Smt. Sujata Prasad, Additional Secretary, Ministry of Culture inaugurated an exhibition “Indian Historical monuments in Company Painting School” in Ajanta Hall, National Museum, New Delhi today. The exhibition will remain open to the public till 27th August, 2017. The exhibition presents illustrated paintings on Indo-Islamic Monuments with scenes of Mughal Architectures made with photo realistic approach.
The National Museum took a new initiative on a “Small Temporary Exhibition” from its reserve collection. The exhibitions will be based on several themes, so that it will attract large number of visitors to view new artifacts every fortnight. Through such programme National Museum is trying to draw visitor’s attention and allows them to experience the collection on many significant art pieces of reserve storage, which generally remains out of focus.
The first temporary exhibition was on “Traditional Headgear of India” from the Decorative Arts department. It was inaugurated by Smt. Rashmi Verma, Secretary- Culture & Tourism on 24th July 2017 at Ajanta Hall (First floor). This exhibition arranged to showcase printed turban, embroidered dopalli and Maratha stitched cap and zardozi cap specially designed for occasional and ceremonial bases.

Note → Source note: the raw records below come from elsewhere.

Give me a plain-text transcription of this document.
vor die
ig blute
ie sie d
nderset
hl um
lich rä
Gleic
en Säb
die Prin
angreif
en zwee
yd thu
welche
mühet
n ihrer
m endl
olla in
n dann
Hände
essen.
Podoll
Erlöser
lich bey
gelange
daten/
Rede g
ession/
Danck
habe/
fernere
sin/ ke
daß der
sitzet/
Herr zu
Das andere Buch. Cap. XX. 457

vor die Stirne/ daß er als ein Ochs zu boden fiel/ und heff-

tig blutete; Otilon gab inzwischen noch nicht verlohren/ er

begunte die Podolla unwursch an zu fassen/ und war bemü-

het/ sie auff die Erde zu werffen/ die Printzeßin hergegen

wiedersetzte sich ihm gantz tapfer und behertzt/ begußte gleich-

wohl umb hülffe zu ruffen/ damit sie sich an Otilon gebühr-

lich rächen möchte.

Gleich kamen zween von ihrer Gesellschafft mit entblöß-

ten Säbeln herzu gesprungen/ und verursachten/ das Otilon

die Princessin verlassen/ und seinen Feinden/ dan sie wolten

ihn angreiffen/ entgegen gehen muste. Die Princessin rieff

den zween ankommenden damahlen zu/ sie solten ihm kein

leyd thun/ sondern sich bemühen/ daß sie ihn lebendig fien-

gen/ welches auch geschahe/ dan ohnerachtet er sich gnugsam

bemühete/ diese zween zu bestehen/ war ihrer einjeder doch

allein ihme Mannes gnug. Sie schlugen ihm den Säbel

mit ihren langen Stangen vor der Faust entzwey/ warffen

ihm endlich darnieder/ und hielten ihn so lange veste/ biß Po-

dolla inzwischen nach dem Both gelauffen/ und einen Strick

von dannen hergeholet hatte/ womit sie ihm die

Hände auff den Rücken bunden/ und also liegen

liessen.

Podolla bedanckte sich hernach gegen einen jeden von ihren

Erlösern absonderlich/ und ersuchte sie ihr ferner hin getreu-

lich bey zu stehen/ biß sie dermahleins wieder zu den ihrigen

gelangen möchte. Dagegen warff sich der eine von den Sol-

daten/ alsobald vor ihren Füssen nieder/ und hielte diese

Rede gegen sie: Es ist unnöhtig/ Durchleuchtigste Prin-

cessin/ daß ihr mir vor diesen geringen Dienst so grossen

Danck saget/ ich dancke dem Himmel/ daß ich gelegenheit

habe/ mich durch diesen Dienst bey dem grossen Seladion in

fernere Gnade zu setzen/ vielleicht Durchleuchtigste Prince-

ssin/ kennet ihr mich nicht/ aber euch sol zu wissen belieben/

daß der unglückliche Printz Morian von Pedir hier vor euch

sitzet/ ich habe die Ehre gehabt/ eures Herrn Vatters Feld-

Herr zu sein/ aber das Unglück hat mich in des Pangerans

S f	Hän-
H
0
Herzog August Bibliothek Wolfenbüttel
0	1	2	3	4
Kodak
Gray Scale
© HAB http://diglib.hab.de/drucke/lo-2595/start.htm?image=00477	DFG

This exhibition “Indian Historical monuments in Company Painting School” will present illustrated paintings on Indo-Islamic Monuments with scenes of Mughal Architectures made with photo realistic approach. In the eighteenth and nineteenth centuries India witnessed a new genre of painting popularly known as ‘Company School’ as it emerged primarily under the patronage of the British East India Company. The British officers trained Indian artists in British water color style for documenting Indian daily life scene, monuments, art and culture in the form of Paintings for carrying out as souvenir to their homes while returning to the England. Some of these Company Paintings are illustrated with scenes of Mughal Architectures. As these painting were part of documentation most of these architectures are painted in full profile such as Red Fort of Delhi (1639-48 CE) and Taj Mahal (1630-48 CE) while a few of them depict only important part of the monument for highlighting special features like Interior of the Tomb of Itimad-ud-Daula.